Les Frères musulmans présenteront leur numéro 2 comme candidat à la présidentielle


Photo AFP

Afp

 

Les Frères musulmans, première force politique d'Egypte, ont annoncé samedi leur intention de présenter leur numéro deux, Khairat al-Chater, comme candidat à la première présidentielle du pays depuis la chute du régime de Hosni Moubarak en février 2011.

"Le bloc parlementaire du Parti de la Liberté et de la Justice (PLJ) va nommer Khairat al-Chater comme son candidat à la présidentielle" de mai, a annoncé sur sa page Facebook le PLJ, issu de la confrérie des Frères musulmans.

Le guide suprême de la confrérie, Mohamed Badie, a confirmé la nomination de M. Chater lors d'une conférence de presse, et a lu un bref communiqué du candidat, qui n'était pas présent.

"Je ne peux qu'accepter la décision des Frères musulmans de me nommer comme leur candidat à l'élection présidentielle.
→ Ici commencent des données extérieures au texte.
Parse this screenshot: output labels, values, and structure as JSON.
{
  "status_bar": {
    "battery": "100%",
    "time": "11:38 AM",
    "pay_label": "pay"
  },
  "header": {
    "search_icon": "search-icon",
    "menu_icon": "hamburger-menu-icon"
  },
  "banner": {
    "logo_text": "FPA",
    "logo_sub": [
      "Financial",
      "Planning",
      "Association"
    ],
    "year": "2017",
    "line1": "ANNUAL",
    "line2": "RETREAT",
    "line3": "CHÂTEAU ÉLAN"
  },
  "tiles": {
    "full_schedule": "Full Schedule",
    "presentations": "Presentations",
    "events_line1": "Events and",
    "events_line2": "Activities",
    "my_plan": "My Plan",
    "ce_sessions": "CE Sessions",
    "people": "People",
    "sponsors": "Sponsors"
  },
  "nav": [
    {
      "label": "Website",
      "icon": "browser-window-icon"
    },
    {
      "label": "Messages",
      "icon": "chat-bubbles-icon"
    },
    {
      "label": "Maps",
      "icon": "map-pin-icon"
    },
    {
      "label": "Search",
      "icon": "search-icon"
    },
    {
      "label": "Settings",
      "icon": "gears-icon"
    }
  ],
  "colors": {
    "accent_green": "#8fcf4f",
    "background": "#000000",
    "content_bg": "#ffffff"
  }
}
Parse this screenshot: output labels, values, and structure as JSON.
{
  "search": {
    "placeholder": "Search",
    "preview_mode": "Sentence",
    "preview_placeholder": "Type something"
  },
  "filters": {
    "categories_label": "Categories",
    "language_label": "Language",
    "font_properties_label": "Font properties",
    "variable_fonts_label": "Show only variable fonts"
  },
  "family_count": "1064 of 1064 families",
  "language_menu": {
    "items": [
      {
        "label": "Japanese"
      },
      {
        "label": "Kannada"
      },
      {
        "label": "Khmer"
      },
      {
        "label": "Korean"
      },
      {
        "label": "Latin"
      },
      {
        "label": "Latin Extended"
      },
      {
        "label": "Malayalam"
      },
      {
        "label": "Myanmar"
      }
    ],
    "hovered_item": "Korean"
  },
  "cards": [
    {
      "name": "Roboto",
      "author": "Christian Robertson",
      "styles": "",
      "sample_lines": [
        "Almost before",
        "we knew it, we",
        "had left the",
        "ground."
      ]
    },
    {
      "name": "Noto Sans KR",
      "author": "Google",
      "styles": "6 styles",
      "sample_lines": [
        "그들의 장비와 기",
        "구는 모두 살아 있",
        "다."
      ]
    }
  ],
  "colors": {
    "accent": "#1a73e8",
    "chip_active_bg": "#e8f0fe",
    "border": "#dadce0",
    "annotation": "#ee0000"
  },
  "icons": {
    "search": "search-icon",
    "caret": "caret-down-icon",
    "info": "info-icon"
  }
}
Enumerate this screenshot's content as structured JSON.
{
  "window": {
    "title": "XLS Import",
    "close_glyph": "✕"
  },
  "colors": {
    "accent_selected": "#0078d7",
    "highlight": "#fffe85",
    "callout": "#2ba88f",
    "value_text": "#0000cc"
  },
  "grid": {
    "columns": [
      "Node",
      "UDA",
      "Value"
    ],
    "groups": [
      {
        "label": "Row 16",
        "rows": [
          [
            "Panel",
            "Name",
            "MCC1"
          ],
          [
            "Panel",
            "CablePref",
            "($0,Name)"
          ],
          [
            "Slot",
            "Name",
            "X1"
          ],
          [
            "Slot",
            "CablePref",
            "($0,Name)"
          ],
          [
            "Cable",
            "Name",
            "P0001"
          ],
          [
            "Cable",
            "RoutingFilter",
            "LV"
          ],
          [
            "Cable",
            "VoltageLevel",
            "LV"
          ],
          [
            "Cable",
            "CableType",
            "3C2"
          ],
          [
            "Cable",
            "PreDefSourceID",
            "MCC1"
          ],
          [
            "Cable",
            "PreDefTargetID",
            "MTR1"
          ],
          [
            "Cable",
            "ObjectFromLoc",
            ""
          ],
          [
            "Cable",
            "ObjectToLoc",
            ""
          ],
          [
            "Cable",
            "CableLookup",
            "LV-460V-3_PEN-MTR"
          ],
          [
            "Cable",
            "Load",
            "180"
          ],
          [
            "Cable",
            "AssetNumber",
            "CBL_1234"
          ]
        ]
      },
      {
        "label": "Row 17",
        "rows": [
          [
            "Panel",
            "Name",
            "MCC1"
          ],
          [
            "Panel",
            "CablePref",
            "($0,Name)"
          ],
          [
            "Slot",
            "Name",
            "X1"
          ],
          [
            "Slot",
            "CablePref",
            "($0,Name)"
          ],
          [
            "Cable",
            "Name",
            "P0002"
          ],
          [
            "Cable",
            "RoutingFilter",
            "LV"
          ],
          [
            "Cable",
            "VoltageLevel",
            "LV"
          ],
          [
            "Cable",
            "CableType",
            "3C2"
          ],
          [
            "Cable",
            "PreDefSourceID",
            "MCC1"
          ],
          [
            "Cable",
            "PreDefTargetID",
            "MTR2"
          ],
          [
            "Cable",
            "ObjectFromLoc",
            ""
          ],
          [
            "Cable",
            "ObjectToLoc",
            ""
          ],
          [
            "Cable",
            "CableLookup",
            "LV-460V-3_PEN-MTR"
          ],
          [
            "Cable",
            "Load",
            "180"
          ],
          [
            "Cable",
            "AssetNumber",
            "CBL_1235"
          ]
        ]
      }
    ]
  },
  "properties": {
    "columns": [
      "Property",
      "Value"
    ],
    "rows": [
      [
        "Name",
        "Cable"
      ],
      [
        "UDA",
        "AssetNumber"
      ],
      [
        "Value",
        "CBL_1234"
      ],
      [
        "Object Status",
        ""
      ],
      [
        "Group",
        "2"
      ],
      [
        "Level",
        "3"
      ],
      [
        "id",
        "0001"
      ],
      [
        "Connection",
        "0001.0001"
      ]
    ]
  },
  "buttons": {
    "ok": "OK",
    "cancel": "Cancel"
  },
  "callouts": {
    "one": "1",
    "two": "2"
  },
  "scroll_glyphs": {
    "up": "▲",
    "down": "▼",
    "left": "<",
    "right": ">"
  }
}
Par conséquent, je vais démissionner de mon poste d'adjoint du guide", a-t-il écrit dans le communiqué.

Le PLJ, qui domine le Parlement, avait dit qu'il réfléchissait à la possibilité d'avoir un candidat après avoir affirmé pendant des mois qu'il privilégiait un soutien à un candidat de consensus.

Les Frères musulmans ont souligné que la nomination de M. Chater ne constituait pas un revirement, mais qu'elle était nécessaire. "La révolution et le processus démocratique sont réellement menacés", a déclaré le secrétaire général de la confrérie, Mahmoud Hussein.

M. Chater, un professeur d'ingéniérie de 61 ans ayant fait fortune dans les affaires, a rejoint l'organisation islamiste en 1981, après des années de militantisme étudiant, avant de devenir membre de son conseil exécutif en 1995.

Le régime de semi-clandestinité imposé par le régime Moubarak aux Frères musulmans, alternativement tolérés ou réprimés, lui a valu plusieurs séjours en prison.

Son empire commercial est réputé la première source de financement de la confrérie, dont les revenus et les circuits financiers sont toutefois très mal connus.

L'élection présidentielle, dont le premier tour est prévu les 23 et 24 mai, est la première depuis la chute du régime de Hosni Moubarak, chassé par une révolte populaire après trois décennies au pouvoir.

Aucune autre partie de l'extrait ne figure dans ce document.